If the promotion of Liriano to the starting rotation was big news here in the sticks, it was thin gruel in the national media compared to Roger Clemens's annual midsummer return. The future Hall of Famer's first game back with the Houston Astros happened to be a nationally televised interleague match-up against the Twins. Clemens did a fair job, giving up two runs in five innings while logging four strikeouts. But the star of the show was Liriano, who blew the Astros away for eight innings, striking out seven while giving up two runs on four hits and earning the win.
3. MORNEAU BEATS MARIANO RIVERA
When Morneau came to the plate in the bottom of the 9th inning with two outs, runners on second and third, and the Twins trailing by a run, most of the 42,316 people in the Metrodome had to believe the game was over. The man on the mound, Mariano Rivera, had been the most reliable closer in baseball for close to a decade—maybe the best ever. Sure, he'd let Luis Castillo and Joe Mauer get to second and third with nobody out. But then he came right back and fanned Rondell White and Torii Hunter, causing the Metrodome crowd to erupt in groans. They groaned again when they saw Mr. Disappointment of 2005 heading to the plate. First base was open, but the Yanks showed no inclination to walk the unproven Morneau. And then the unthinkable happened: On the first pitch from Rivera, he squirted a broken-bat single through the infield to score two runs and end the game.

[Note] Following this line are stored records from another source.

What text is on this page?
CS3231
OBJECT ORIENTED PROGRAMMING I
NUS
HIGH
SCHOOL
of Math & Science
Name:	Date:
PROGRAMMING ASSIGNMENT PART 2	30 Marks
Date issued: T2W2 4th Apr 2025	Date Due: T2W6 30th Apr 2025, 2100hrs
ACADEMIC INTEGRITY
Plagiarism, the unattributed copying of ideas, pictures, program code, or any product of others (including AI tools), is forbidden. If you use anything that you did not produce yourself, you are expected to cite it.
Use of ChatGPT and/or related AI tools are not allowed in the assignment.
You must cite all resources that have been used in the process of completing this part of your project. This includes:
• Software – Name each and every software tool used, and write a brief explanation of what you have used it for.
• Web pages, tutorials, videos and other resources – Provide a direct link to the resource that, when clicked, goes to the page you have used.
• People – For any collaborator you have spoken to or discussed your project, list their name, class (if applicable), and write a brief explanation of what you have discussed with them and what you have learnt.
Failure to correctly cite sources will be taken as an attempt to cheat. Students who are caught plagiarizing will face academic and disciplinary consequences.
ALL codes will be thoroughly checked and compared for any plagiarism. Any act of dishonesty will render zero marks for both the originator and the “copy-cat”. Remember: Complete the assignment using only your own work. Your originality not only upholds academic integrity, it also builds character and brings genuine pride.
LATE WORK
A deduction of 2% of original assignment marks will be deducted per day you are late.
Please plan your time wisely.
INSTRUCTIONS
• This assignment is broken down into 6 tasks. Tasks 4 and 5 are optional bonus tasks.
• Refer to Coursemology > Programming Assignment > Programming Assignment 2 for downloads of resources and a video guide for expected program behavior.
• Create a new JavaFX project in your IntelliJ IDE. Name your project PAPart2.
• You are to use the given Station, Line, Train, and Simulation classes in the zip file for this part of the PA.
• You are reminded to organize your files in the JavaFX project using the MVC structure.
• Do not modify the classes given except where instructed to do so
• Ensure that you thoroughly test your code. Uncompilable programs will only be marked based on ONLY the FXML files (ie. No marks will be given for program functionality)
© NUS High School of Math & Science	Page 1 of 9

2. TWINS SWEEP THE WHITE SOX IN CHICAGO
Through their first five road trips of the season, the Twins crawled to a 10-26 record punctuated by series sweeps at the hands of Chicago, Cleveland, and Detroit (twice). And though the team was vastly improved by the time late July rolled around, it was still under duress to prove it could win consistently in other people's ballparks. By the time this three-game set at U.S. Cellular field was done, the Twins had won 12 of their last 13 games, outscoring opponents 76-47 over that span. The series win also moved them into a tie with the White Sox for second in the Wild Card race. Sox fans took a hard look at the situation and began to boo their own players.
1. THEY WEREN'T DEAD, THEY WERE ONLY SLEEPING
Barring some historic turn in the seventh game of the World Series, this 12-inning-comeback game versus the Boston Red Sox will go down as the best game of 2006. Also the most symbolically charged, since it's the date most people use to demarcate the team's big turnaround: 28-34 up to June 13, they proceeded to go 58-26 from then to September 14. The game was a pitching duel for the ages, with Santana squaring off against former World Series hero Curt Schilling. True to form, Santana had started off the season slowly. But on this night he struck out the first five batters he saw on his way to 13 K's in eight innings, including his 1,000th career punchout (of David Ortiz). But the first nine innings were only prelude to the real drama: In the bottom of the 12th, with the Twins down 2-1, the bases loaded, one out, and the count full, rookie Jason Kubel knocked his first career grand slam just over the baggy in right field to hand Minnesota the game 5-2. Kubel would eventually cool off; the Twins would not.